Robam’s founder Ren Jianhua and his son Ren Fujia; Robam has the philosophy of a tiger pincer-plier, clipping more powerful rivals with the two pincers of innovative products and corporate culture.
Market share of top two and top five producers and their ROE
Besides Robam, the Chinese home appliances companies have also embarked upon their succession plans in recent years. The founder of GD Midea (000527 CH, MV $7.8 billion) He Xiangiian passed over the baton in 2012 to professional manager Paul Fang Hongbo. Midea has a formidable network of over 10,000 stores in China. The founder of privately-owned Galanz Liang Qingde has been succeeded by his son Liang Zhaoxian. There is a tailwind for white goods companies due to their more consolidated domestic market and growing overseas exports. For example, the top two makers of washing machines control 55% of the market and there is less foreign competition and less dependence on raw materials. In Dec 2013, China’s leading ecommerce company Alibaba announced a $364 million investment in Haier, the Chinese appliance maker. Haier has built a vast franchise network comprising of 6,000 Haier stores, 700 Goodaymart (日日顺) stores and 24,000 service points.

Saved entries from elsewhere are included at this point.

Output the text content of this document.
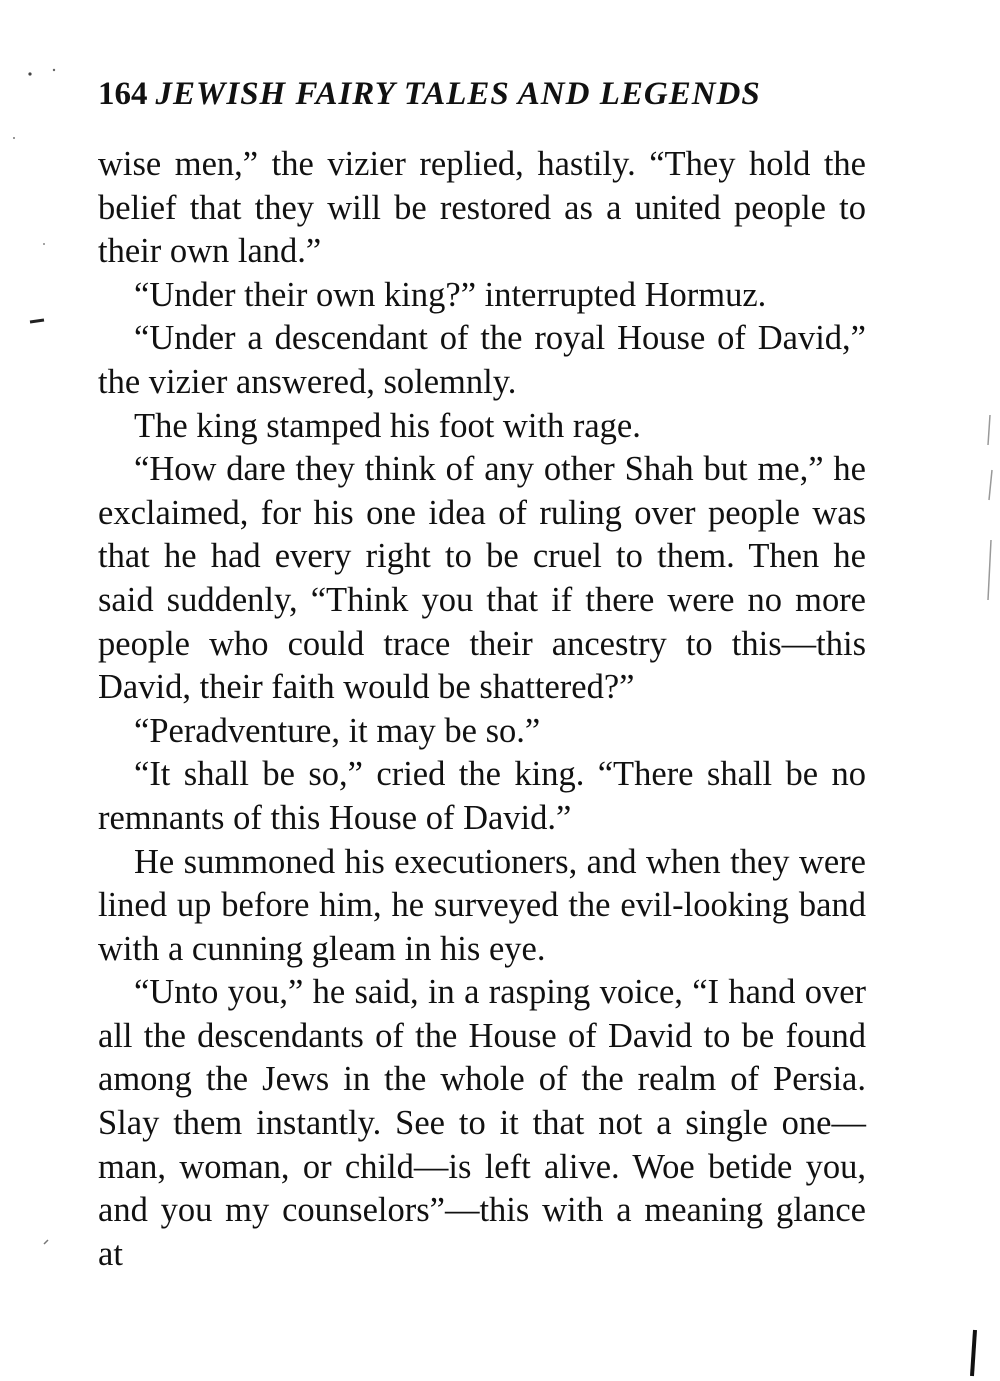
164 JEWISH FAIRY TALES AND LEGENDS

wise men,” the vizier replied, hastily. “They hold the belief that they will be restored as a united people to their own land.”

“Under their own king?” interrupted Hormuz.

“Under a descendant of the royal House of David,” the vizier answered, solemnly.

The king stamped his foot with rage.

“How dare they think of any other Shah but me,” he exclaimed, for his one idea of ruling over people was that he had every right to be cruel to them. Then he said suddenly, “Think you that if there were no more people who could trace their ancestry to this—this David, their faith would be shattered?”

“Peradventure, it may be so.”

“It shall be so,” cried the king. “There shall be no remnants of this House of David.”

He summoned his executioners, and when they were lined up before him, he surveyed the evil-looking band with a cunning gleam in his eye.

“Unto you,” he said, in a rasping voice, “I hand over all the descendants of the House of David to be found among the Jews in the whole of the realm of Persia. Slay them instantly. See to it that not a single one—man, woman, or child—is left alive. Woe betide you, and you my counselors”—this with a meaning glance at
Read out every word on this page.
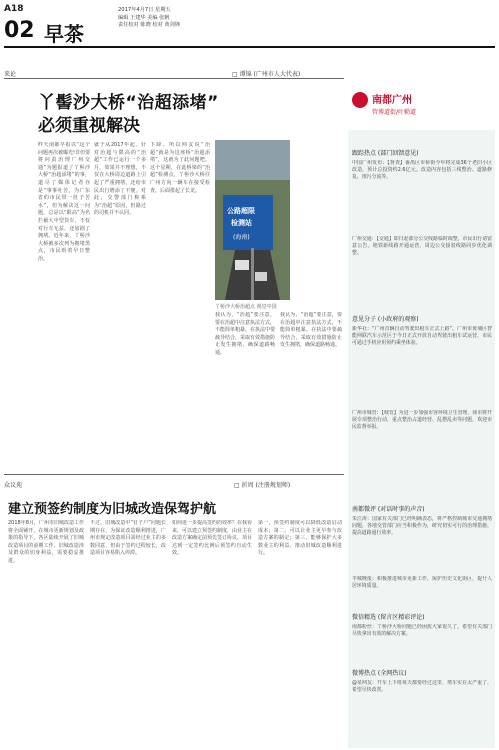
A18
02 早茶
2017年4月7日 星期五
编辑 王建华 美编 张帆
责任校对 陈晓 校对 黄剑锋
来论	□ 谭锦 (广州市人大代表)
丫髻沙大桥“治超添堵”
必须重视解决
昨天南都早报以“这个问题再次被曝光!非但要将问责治理广州交通”为题报道了丫髻沙大桥“治超添堵”的事，道尽了媒体记者亦是“事事吐苦，为广东省的市民带一肚子苦水”，但为解决这一问题，总是以“限高”为名拦截大中型货车，不仅对行车无益，还加剧了拥堵。近年来，丫髻沙大桥被多次列为拥堵黑点，市民盼着早日整治。
就于从2017年起，针对治超与限高的“治超”工作已运行一个多月，效果并不理想，不仅在大桥周边道路上引起了严重拥堵，还给市民出行增添了不便。对此，交警部门称系为“治超”原因，但路过的司机并不认同。
下降。所以网友说“治超”就是为这座桥“治超添堵”，这就为了此问题吧。这个星期，在此桥梁的“治超”检测点，丫髻沙大桥往广州方向一辆车在接受检查，后面排起了长龙。
公路超限
检测站
(海南)
丫髻沙大桥治超点 视觉中国
我认为，“治超”要注意，要在治超中注意执法方式，不能简单粗暴。在执法中要疏导结合，采取有效措施防止发生拥堵，确保道路畅通。
我认为，“治超”要注意，要在治超中注意执法方式，不能简单粗暴。在执法中要疏导结合，采取有效措施防止发生拥堵，确保道路畅通。
众议苑	□ 折周 (注册规划师)
建立预签约制度为旧城改造保驾护航
2018年8月，广州市旧城改造工作将全面铺开，在城市更新规划及政策的指导下，各区陆续开展了旧城改造项目的前期工作。旧城改造涉及群众的切身利益，需要稳妥推进。
不过，旧城改造中“钉子户”问题长期存在，为保证改造顺利推进，广州市规定改造项目需经过业主的多数同意，但由于签约过程较长，改造项目容易陷入停滞。
如何进一步提高签约的效率？在我看来，可以建立预签约制度，由业主在改造方案确定前预先签订协议，项目达到一定签约比例后预签约自动生效。
第一，预签约制度可以降低改造启动成本；第二，可以让业主更早参与改造方案的制定；第三，能够保护大多数业主的利益，推动旧城改造顺利进行。
南都广州
管博道街/叶勤道
跟踪热点 (部门回馈意见)
中国广州发布：【督查】番禺区市桥街今年将完成36个老旧小区改造，预计总投资约2.6亿元。改造内容包括三线整治、道路修复、雨污分流等。
广州交通：【交通】即日起部分公交线路临时调整，市民出行请留意公告。地铁新线路开通运营，周边公交接驳线路同步优化调整。
意见分子 (小政府的观察)
新华社：“广州首辆自动驾驶出租车正式上路”。广州市黄埔区智能网联汽车示范区于今日正式开放自动驾驶出租车试运营，市民可通过手机应用预约乘坐体验。
广州市城管：【城管】为进一步加强市容环境卫生管理，我市将开展专项整治行动，重点整治占道经营、乱摆乱卖等问题，欢迎市民监督举报。
南都微评 (对话时事的声音)
朱江涛：国家有关部门已经明确表态，将严格控制城市交通拥堵问题，各地交管部门应当积极作为，研究切实可行的治理措施，提高道路通行效率。
羊城晚报：积极推进城市更新工作，保护历史文化街区，提升人居环境质量。
微信精选 (留言区精彩评论)
南都粉丝：丫髻沙大桥问题已经困扰大家很久了，希望有关部门尽快拿出有效的解决方案。
微博热点 (全网热议)
@某网友：开车上下班每天都要经过这里，堵车实在太严重了，希望尽快改善。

Asian patriarchs and matriarchs add value in ways that do not appear on balance-sheets through their relationship-based deal-making capabilities. These strengths and tacit knowledge are difficult to bequeath or transfer to one’s children, and these specialized and intangible assets cannot be capitalized easily in the markets. This is why some Asian empires struggle to outlive their founders and succession tended to coincide with tremendous destruction of value. Because most Asian companies are “one-man-shop” operations with the founder making all the decisions, one of our favorite due diligence questions for Asian entrepreneurs and managers: the willingness to build a culture of decentralization/ empowerment and invest in a system to cascade decision rights throughout the organization is an important signal that the founder desires and cares to scale up the company in a sustainable manner by not hoarding knowledge.
That is why the Bamboo Innovator likes to see whether the company or country has a David Glass, a Zhu Rongji. Often, in our interaction with the Asian management, we can sense whether the emperor is playing mind games on the people around him or her so as to ascertain the worthiness of the “successor”. True Asian compounders and Bamboo Innovators have no time to waste – they build an idea or a vehicle that is larger than them so that others can be co-creators and involved in the value creation process, rather than having to fight for favors and permission and engaging in time-wasting posturing acts to be perceived in a good light by the emperor. There is a palpable sense of urgency in wanting to get things done, to realize the intangible ideas and Purpose, to keep the flames burning.